Charlotte blushed quickly; she had never yet heard her personal appearance alluded to in a loud, expressive voice. Gertrude looked away—not at Felix; she was extremely pleased. It was not the compliment that pleased her; she did not believe it; she thought herself very plain. She could hardly have told you the source of her satisfaction; it came from something in the way the Baroness spoke, and it was not diminished—it was rather deepened, oddly enough—by the young girl’s disbelief. Mr. Wentworth was silent; and then he asked, formally, “Won’t you come into the house?”
“These are not all; you have some other children,” said the Baroness.
“I have a son,” Mr.

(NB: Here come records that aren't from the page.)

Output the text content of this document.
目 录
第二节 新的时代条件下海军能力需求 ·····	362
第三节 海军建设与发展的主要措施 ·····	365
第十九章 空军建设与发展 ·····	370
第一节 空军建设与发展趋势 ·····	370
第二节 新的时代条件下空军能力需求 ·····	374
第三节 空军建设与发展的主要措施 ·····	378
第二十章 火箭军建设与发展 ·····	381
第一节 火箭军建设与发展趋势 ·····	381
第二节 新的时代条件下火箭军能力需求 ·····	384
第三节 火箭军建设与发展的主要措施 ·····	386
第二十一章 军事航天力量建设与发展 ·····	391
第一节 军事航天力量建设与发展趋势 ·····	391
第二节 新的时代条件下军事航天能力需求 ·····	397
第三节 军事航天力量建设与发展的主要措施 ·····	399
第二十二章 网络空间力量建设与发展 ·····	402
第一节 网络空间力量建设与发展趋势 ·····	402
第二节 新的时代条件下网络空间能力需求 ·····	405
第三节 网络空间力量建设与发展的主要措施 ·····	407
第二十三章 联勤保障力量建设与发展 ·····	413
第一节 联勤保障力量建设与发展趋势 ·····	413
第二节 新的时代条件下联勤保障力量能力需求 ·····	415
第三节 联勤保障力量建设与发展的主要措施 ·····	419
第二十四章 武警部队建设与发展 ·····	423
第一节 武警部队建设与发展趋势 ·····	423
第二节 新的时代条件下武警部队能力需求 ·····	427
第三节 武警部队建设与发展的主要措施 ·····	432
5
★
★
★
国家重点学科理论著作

Wentworth answered.
“And why doesn’t he come to meet me?” Eugenia cried. “I am afraid he is not so charming as his sisters.”
“I don’t know; I will see about it,” the old man declared.
“He is rather afraid of ladies,” Charlotte said, softly.
“He is very handsome,” said Gertrude, as loud as she could.
“We will go in and find him. We will draw him out of his cachette.” And the Baroness took Mr. Wentworth’s arm, who was not aware that he had offered it to her, and who, as they walked toward the house, wondered whether he ought to have offered it and whether it was proper for her to take it if it had not been offered. “I want to know you well,” said the Baroness, interrupting these meditations, “and I want you to know me.”
“It seems natural that we should know each other,” Mr. Wentworth rejoined. “We are near relatives.”
“Ah, there comes a moment in life when one reverts, irresistibly, to one’s natural ties—to one’s natural affections. You must have found that!” said Eugenia.